Outre les infractions énumérées plus haut, Nasser bin Ghaith a aussi été inculpé d’avoir « commis un acte hostile envers un État étranger » parce qu’il avait critiqué les autorités égyptiennes dans des commentaires publiés sur Twitter, « critiqué de manière offensante la construction d’un temple hindou à Abou Dhabi et dressé des citoyens émiriens contre leurs dirigeants et leur gouvernement », en référence à un message Twitter qui visait à prôner la tolérance et que, selon lui, la Cour a mal interprété.
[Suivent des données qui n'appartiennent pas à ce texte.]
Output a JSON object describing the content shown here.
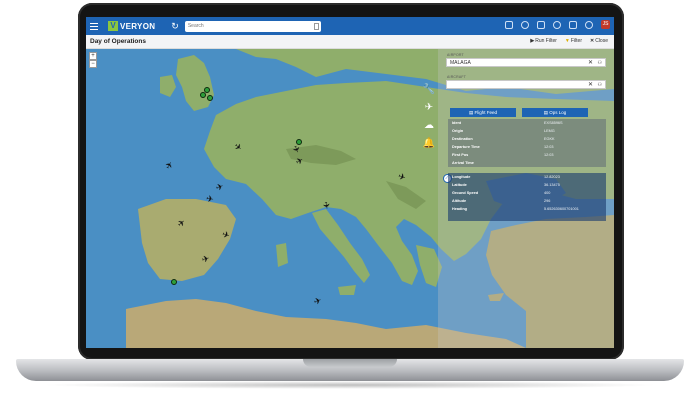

Amnesty International a recueilli des informations faisant état de mauvais traitements et de torture dans la prison de haute sécurité d’al Razeen, située au milieu du désert d’Abou Dhabi et placée sous le contrôle de fait de la Sûreté de l’État. Le 11 novembre 2015, Mohammed al Roken, incarcéré dans la prison d’al Razeen, a été réveillé dans sa cellule par de la musique à plein volume. En août 2013, 18 prisonniers ont entamé une grève de la faim pour dénoncer le traitement que leur réservaient les autorités pénitentiaires, dénonçant notamment les passages à tabac infligés par des gardiens, les restrictions apportées aux visites familiales et les privations de lumière. Entre le 21 et le 28 août, trois d’entre eux se sont évanouis après que les autorités pénitentiaires eurent délibérément désactivé la climatisation alors que la température était très élevée. Au moins 10 prisonniers d’opinion ont été soumis à des mauvais traitements dans la prison d’al Razeen en juin 2014.

Selon le témoignage de détenus et de leurs proches, les prisonniers politiques de la prison d’al Razeen sont spécifiquement victimes de discrimination. Les prisonniers se sont plaints aux autorités de leurs conditions de détention, de même que leurs familles, mais sans résultat. Le 25 mars 2014, les familles de prisonniers incarcérés dans la prison d’al Razeen ont adressé au procureur général d’Abou Dhabi une lettre commune, dans laquelle ils lui demandaient d’enquêter sur les allégations faisant état de violence à l’égard des prisonniers. Elles n’ont cependant reçu aucune réponse. De même, le ministre de l’Intérieur n’a pas répondu à une lettre, datée d’août 2013, appelant son attention sur les allégations de mauvais traitements infligés aux prisonniers.